AirAsia India, waiting to expand

AirAsia India is the other venture where the Tatas have a stake in it. It is the first foreign airline to set up a subsidiary in India. It is an Indo-Malaysian low-cost carrier with AirAsia Berhad holding 49 per cent equity, Tata Sons 40.06 per cent and Telestra Tradeplace the remaining 10 per cent. AirAsia India commenced operations on June 12, 2014, with Bengaluru as its primary hub.

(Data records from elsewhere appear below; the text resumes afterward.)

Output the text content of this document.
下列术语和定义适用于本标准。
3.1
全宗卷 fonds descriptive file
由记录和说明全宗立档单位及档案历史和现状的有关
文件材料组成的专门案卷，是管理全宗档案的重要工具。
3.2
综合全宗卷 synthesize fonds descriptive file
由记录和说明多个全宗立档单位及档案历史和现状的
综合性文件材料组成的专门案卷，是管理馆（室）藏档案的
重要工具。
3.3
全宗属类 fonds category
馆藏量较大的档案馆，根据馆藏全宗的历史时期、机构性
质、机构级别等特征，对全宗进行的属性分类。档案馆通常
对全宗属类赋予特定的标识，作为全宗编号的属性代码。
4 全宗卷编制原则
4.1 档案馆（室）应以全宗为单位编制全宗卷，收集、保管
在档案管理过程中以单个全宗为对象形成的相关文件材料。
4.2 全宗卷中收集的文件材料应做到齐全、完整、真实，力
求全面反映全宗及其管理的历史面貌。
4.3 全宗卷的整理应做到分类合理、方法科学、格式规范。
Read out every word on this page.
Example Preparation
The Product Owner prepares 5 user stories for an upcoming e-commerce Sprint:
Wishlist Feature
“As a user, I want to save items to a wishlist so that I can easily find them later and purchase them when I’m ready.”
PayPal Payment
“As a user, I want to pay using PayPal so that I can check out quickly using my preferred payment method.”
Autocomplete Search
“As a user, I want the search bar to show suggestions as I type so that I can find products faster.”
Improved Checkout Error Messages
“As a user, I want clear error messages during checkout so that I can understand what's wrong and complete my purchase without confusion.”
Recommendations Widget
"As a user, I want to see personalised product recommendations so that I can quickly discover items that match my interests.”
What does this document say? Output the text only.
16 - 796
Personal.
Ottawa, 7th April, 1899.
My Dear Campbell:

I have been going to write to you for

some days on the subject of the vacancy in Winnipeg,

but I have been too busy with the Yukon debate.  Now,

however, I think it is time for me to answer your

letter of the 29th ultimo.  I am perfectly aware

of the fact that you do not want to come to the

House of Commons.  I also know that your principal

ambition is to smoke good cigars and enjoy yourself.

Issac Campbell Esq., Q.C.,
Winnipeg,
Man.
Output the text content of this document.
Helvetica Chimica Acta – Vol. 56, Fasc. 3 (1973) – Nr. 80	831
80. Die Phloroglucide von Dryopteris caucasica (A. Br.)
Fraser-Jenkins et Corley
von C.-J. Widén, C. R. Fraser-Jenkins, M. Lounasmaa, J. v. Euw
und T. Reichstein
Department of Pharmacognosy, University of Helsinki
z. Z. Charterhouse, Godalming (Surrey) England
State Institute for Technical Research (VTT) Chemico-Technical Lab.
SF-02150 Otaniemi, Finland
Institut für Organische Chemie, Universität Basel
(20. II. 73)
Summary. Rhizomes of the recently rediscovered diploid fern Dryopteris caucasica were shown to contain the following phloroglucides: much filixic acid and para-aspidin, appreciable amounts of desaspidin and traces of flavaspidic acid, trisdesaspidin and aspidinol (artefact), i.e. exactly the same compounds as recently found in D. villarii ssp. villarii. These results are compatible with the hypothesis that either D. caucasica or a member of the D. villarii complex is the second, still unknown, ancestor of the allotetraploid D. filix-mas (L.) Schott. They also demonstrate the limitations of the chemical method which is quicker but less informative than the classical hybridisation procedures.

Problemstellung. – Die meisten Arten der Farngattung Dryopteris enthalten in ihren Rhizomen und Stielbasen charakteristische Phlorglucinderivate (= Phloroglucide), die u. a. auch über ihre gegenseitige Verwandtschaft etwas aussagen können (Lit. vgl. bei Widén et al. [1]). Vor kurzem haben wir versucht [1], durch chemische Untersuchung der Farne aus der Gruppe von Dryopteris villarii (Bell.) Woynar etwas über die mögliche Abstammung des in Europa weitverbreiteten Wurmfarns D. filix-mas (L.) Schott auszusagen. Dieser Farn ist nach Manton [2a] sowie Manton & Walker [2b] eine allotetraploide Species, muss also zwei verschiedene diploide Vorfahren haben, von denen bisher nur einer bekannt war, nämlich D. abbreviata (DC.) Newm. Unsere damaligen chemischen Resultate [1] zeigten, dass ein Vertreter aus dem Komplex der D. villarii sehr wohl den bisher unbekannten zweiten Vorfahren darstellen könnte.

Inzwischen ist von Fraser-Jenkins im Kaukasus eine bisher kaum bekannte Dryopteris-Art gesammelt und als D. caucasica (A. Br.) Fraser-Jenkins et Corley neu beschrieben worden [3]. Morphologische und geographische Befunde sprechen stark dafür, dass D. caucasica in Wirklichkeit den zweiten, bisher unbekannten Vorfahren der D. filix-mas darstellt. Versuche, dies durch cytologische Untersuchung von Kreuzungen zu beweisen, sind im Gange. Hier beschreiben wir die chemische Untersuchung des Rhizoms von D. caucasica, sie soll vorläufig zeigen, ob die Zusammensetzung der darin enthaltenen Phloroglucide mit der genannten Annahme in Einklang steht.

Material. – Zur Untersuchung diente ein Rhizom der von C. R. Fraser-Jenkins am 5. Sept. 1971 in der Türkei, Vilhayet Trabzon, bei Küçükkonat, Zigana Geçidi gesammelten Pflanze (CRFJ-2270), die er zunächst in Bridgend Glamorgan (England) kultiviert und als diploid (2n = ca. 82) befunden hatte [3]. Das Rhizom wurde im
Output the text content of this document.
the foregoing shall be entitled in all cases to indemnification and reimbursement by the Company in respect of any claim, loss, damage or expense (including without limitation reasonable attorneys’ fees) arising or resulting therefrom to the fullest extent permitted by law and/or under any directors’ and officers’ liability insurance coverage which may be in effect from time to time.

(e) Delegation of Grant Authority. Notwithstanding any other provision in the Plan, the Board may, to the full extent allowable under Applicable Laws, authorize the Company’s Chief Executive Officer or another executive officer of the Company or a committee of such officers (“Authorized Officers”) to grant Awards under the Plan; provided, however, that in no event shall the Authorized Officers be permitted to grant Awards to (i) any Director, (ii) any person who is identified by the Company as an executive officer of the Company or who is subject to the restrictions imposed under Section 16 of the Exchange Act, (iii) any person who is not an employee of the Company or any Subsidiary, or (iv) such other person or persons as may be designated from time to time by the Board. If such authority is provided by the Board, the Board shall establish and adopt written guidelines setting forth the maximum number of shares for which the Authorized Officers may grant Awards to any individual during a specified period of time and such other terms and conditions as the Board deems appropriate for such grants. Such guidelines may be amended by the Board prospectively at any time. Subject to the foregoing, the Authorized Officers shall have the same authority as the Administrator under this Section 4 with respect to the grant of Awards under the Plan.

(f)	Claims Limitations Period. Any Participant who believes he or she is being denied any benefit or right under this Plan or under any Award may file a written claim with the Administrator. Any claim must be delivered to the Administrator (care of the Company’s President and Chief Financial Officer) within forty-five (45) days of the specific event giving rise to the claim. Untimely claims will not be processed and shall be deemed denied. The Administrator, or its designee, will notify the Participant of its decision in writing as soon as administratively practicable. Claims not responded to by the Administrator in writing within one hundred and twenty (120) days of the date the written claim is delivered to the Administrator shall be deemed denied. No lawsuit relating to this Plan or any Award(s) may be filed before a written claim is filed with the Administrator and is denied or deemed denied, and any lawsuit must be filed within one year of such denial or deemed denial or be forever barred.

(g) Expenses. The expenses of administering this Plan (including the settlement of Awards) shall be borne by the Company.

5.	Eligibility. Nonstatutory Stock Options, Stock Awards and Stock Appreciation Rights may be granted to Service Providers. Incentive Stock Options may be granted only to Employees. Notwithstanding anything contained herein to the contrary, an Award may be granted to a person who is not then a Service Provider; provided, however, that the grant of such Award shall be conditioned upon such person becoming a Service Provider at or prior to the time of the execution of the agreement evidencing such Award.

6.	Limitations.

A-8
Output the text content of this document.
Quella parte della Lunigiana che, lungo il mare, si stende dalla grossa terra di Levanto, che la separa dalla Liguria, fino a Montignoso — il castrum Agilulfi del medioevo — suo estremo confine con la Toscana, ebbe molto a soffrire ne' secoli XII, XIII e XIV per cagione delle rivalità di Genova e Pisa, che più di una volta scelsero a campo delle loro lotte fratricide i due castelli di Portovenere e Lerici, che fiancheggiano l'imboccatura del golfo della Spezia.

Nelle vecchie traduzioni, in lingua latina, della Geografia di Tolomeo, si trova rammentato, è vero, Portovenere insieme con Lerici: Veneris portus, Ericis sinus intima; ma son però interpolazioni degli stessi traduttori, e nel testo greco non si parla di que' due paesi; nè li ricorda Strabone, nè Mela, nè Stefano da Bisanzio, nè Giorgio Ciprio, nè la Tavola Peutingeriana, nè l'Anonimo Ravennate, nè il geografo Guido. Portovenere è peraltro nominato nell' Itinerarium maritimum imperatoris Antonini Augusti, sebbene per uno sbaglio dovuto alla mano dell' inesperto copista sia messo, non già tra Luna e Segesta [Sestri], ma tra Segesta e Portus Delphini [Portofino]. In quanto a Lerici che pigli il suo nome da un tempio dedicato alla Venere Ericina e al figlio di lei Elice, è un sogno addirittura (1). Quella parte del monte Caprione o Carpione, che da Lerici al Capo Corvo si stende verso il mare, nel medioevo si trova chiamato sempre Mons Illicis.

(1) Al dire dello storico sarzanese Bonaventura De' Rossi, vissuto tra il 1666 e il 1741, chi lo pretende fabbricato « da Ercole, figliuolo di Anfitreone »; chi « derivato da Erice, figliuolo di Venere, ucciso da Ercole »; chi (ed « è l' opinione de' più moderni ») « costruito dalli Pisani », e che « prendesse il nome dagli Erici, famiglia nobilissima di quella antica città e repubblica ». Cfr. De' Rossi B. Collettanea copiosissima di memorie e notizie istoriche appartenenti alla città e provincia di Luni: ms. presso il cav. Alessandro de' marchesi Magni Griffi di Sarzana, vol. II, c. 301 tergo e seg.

It recently announced a third daily flight on the Bengaluru-Delhi route, taking its operations to 40 flights connecting 10 destinations. At the time of launch of India operations, AirAsia India had announced that it was looking at 10 aircraft per year, but has deferred all plans for the moment and is operating only six aircraft.

Air Pegasus, connecting south

Air Pegasus is a new entrant on the regional aviation scene. It is a subsidiary of Decor Aviation, an aircraft ground-handling services company. Air Pegasus commenced operations on April 12, 2015, with its inaugural flight between Bengaluru and Hubli. As of February last month, the airline serves six destinations across South India from its main hub in Bengaluru. It has a fleet of two ATR 72-500 aircraft. The airline flies to Bengaluru, Chennai, Mangalore, Kadapa, Hubli, Vijayawada, Madurai and Thiruvananthapuram.

Trujet, a fledgling regional airline

TruJet is the brand name of Turbo Megha Airways, yet another regional airline based in the south – Hyderabad. TruJet is a subsidiary of Turbo Aviation, an aircraft maintenance and ground handling services company based in Hyderabad. It commenced operations on July 12, 2015, with inaugural flight between Hyderabad and Tirupati. It currently operates across seven destinations with a fleet of two ATR 72-500 aircraft. The airline is promoted by V. Umesh and Telugu film actor Ram Charan. The airline has identified 18 Tier-II cities in South India to expand its operations. It flies to Rajahmundry, Tirupati, Goa, Bengaluru, Chennai, Hyderabad and Aurangabad.